El regidor del Partido Acción Nacional (PAN) en Aldama, Carlos Arroyo Pérez, lanzó una exigencia pública de rendición de cuentas a la administración de la alcaldesa María Noemí Sosa Villarreal. El funcionario denunció que el manejo discrecional del presupuesto contradice los principios de honestidad prometidos a la ciudadanía y señaló una preocupante falta de claridad en el gasto municipal.
Arroyo Pérez advirtió que las prácticas actuales dentro del ayuntamiento replican actos de corrupción que afectan directamente las finanzas públicas, priorizando el gasto operativo sobre el beneficio social.
Nóminas "infladas" y gastos discrecionales
De acuerdo con el regidor, existen sospechas fundadas sobre el uso del presupuesto municipal para sostener privilegios de la clase política local.
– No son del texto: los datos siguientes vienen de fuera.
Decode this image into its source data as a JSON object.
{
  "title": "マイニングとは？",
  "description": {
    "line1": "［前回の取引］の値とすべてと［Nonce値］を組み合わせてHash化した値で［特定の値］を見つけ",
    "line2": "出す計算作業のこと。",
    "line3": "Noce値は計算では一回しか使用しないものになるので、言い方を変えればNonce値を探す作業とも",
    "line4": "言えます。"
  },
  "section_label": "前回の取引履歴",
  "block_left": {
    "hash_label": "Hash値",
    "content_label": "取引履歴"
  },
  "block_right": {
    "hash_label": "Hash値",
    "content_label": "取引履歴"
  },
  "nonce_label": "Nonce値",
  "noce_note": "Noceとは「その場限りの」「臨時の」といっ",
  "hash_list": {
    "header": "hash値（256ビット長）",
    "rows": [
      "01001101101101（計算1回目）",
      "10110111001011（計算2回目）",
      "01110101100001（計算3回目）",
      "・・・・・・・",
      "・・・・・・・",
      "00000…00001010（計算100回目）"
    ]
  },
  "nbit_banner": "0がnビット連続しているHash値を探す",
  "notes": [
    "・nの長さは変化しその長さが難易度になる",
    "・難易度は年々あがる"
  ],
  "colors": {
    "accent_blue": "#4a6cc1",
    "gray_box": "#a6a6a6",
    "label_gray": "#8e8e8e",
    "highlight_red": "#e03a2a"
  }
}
Entre los puntos señalados destacan:
- Nóminas opacas: Se sospecha de la existencia de "aviadores" y apoyos sociales que operan como nóminas infladas.
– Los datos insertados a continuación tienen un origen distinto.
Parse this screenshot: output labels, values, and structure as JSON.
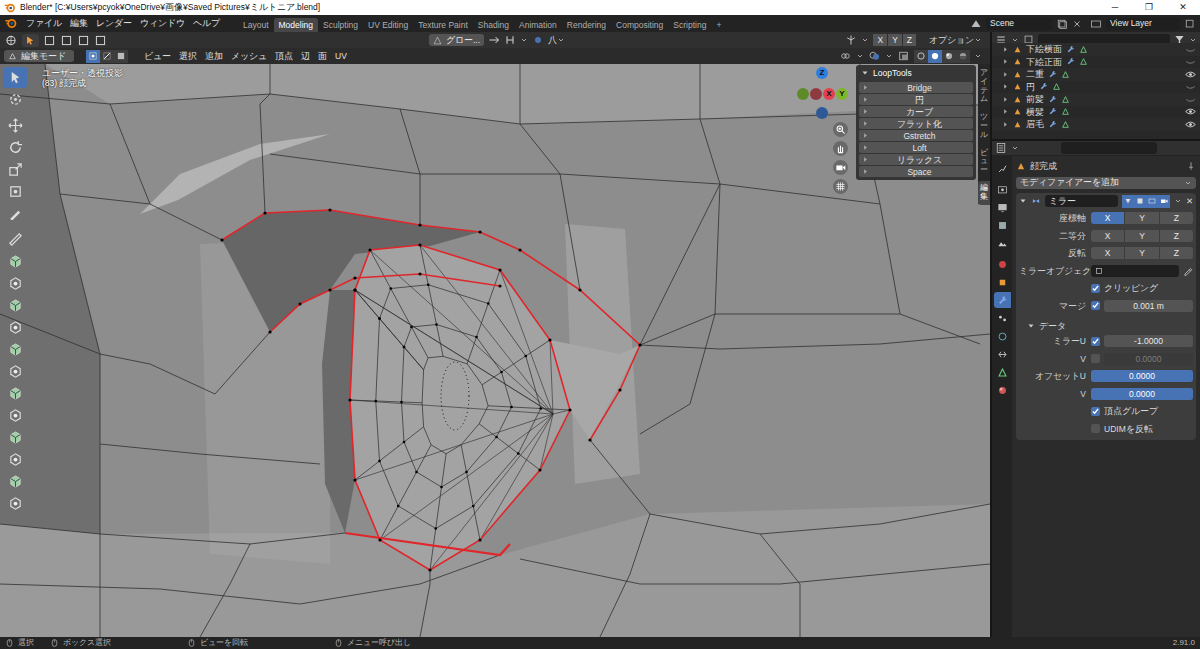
{
  "window": {
    "title": "Blender* [C:¥Users¥pcyok¥OneDrive¥画像¥Saved Pictures¥ミルトニア.blend]",
    "controls": [
      "─",
      "❐",
      "✕"
    ]
  },
  "menu": [
    "ファイル",
    "編集",
    "レンダー",
    "ウィンドウ",
    "ヘルプ"
  ],
  "workspaces": [
    {
      "label": "Layout",
      "selected": false
    },
    {
      "label": "Modeling",
      "selected": true
    },
    {
      "label": "Sculpting",
      "selected": false
    },
    {
      "label": "UV Editing",
      "selected": false
    },
    {
      "label": "Texture Paint",
      "selected": false
    },
    {
      "label": "Shading",
      "selected": false
    },
    {
      "label": "Animation",
      "selected": false
    },
    {
      "label": "Rendering",
      "selected": false
    },
    {
      "label": "Compositing",
      "selected": false
    },
    {
      "label": "Scripting",
      "selected": false
    }
  ],
  "add_workspace": "+",
  "scene": "Scene",
  "view_layer": "View Layer",
  "tool_header": {
    "orientation": "グロー...",
    "falloff": "八",
    "mirror_axes": [
      {
        "label": "X",
        "selected": false
      },
      {
        "label": "Y",
        "selected": false
      },
      {
        "label": "Z",
        "selected": false
      }
    ],
    "options": "オプション"
  },
  "viewport_header": {
    "mode": "編集モード",
    "select_modes": [
      {
        "selected": true
      },
      {
        "selected": false
      },
      {
        "selected": false
      }
    ],
    "menus": [
      "ビュー",
      "選択",
      "追加",
      "メッシュ",
      "頂点",
      "辺",
      "面",
      "UV"
    ],
    "shading": [
      {
        "selected": false
      },
      {
        "selected": true
      },
      {
        "selected": false
      },
      {
        "selected": false
      }
    ]
  },
  "viewport": {
    "view_name": "ユーザー・透視投影",
    "object_info": "(83) 顔完成",
    "tools": [
      {
        "selected": true
      },
      {
        "selected": false
      },
      {
        "selected": false
      },
      {
        "selected": false
      },
      {
        "selected": false
      },
      {
        "selected": false
      },
      {
        "selected": false
      },
      {
        "selected": false
      },
      {
        "selected": false
      },
      {
        "selected": false
      },
      {
        "selected": false
      },
      {
        "selected": false
      },
      {
        "selected": false
      },
      {
        "selected": false
      },
      {
        "selected": false
      },
      {
        "selected": false
      },
      {
        "selected": false
      },
      {
        "selected": false
      },
      {
        "selected": false
      },
      {
        "selected": false
      }
    ],
    "gizmo": [
      {
        "label": "Z",
        "color": "#2f7fe0"
      },
      {
        "label": "X",
        "color": "#e2404e"
      },
      {
        "label": "Y",
        "color": "#7eb72a"
      }
    ],
    "sidebar_tabs": [
      {
        "label": "アイテム",
        "selected": false
      },
      {
        "label": "ツール",
        "selected": false
      },
      {
        "label": "ビュー",
        "selected": false
      },
      {
        "label": "編集",
        "selected": true
      }
    ]
  },
  "looptools": {
    "title": "LoopTools",
    "expanded": true,
    "items": [
      "Bridge",
      "円",
      "カーブ",
      "フラット化",
      "Gstretch",
      "Loft",
      "リラックス",
      "Space"
    ]
  },
  "outliner": {
    "items": [
      {
        "label": "下絵横面",
        "visible": false
      },
      {
        "label": "下絵正面",
        "visible": false
      },
      {
        "label": "二重",
        "visible": true
      },
      {
        "label": "円",
        "visible": false
      },
      {
        "label": "前髪",
        "visible": false
      },
      {
        "label": "横髪",
        "visible": true
      },
      {
        "label": "眉毛",
        "visible": true
      }
    ]
  },
  "properties": {
    "object_name": "顔完成",
    "add_modifier": "モディファイアーを追加",
    "tabs": [
      {
        "selected": false
      },
      {
        "selected": false
      },
      {
        "selected": false
      },
      {
        "selected": false
      },
      {
        "selected": false
      },
      {
        "selected": false
      },
      {
        "selected": false
      },
      {
        "selected": true
      },
      {
        "selected": false
      },
      {
        "selected": false
      },
      {
        "selected": false
      },
      {
        "selected": false
      },
      {
        "selected": false
      }
    ],
    "modifier": {
      "name": "ミラー",
      "expanded": true,
      "toggles": [
        {
          "on": true
        },
        {
          "on": true
        },
        {
          "on": true
        },
        {
          "on": true
        }
      ],
      "delete": "✕"
    },
    "axis_rows": [
      {
        "label": "座標軸",
        "axes": [
          {
            "label": "X",
            "selected": true
          },
          {
            "label": "Y",
            "selected": false
          },
          {
            "label": "Z",
            "selected": false
          }
        ]
      },
      {
        "label": "二等分",
        "axes": [
          {
            "label": "X",
            "selected": false
          },
          {
            "label": "Y",
            "selected": false
          },
          {
            "label": "Z",
            "selected": false
          }
        ]
      },
      {
        "label": "反転",
        "axes": [
          {
            "label": "X",
            "selected": false
          },
          {
            "label": "Y",
            "selected": false
          },
          {
            "label": "Z",
            "selected": false
          }
        ]
      }
    ],
    "mirror_object": {
      "label": "ミラーオブジェク..."
    },
    "clipping": {
      "label": "クリッピング",
      "checked": true
    },
    "merge": {
      "label": "マージ",
      "checked": true,
      "value": "0.001 m"
    },
    "data_panel": {
      "title": "データ",
      "expanded": true
    },
    "mirror_u": {
      "label": "ミラーU",
      "checked": true,
      "value": "-1.0000"
    },
    "mirror_v": {
      "label": "V",
      "checked": false,
      "disabled": true,
      "value": "0.0000"
    },
    "offset_u": {
      "label": "オフセットU",
      "value": "0.0000",
      "level": 1
    },
    "offset_v": {
      "label": "V",
      "value": "0.0000",
      "level": 1
    },
    "vertex_groups": {
      "label": "頂点グループ",
      "checked": true
    },
    "flip_udim": {
      "label": "UDIMを反転",
      "checked": false
    }
  },
  "status_bar": {
    "items": [
      "選択",
      "ボックス選択",
      "ビューを回転",
      "メニュー呼び出し"
    ],
    "version": "2.91.0"
  }
}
- Gasto corriente excesivo: Gran parte de los recursos se estarían destinando a viáticos, restaurantes, combustible y una estructura administrativa "gorda".
- Contradicción ideológica: El regidor enfatizó que el principal argumento de campaña de la actual administración fue la honestidad, promesa que considera incumplida.
Antecedentes: El desfalco de 20 millones en COMAPA
Como respaldo a sus denuncias, Arroyo Pérez recordó que la Auditoría Superior del Estado (ASE) de Tamaulipas ya ha identificado irregularidades graves en la gestión municipal. El caso más crítico corresponde al ejercicio fiscal 2024, donde se detectó:
- Desfalco financiero: Un monto superior a los 20 millones 794 mil pesos en la Comapa de Aldama.
- Observaciones recurrentes: Las cuentas públicas de los ejercicios recientes presentan señalamientos constantes por parte de los órganos de fiscalización que aún no han sido solventados.
"La ciudadanía de Aldama merece un gobierno que cumpla con los principios de transparencia. Mi postura no es de confrontación política, sino una demanda de responsabilidad institucional", sentenció el regidor y exjefe de Sagarpa.
Finalmente, hizo un llamado a las autoridades estatales para que den seguimiento a estas observaciones recurrentes y se garantice que el patrimonio de los habitantes de Aldama no sea desviado para fines personales o políticos.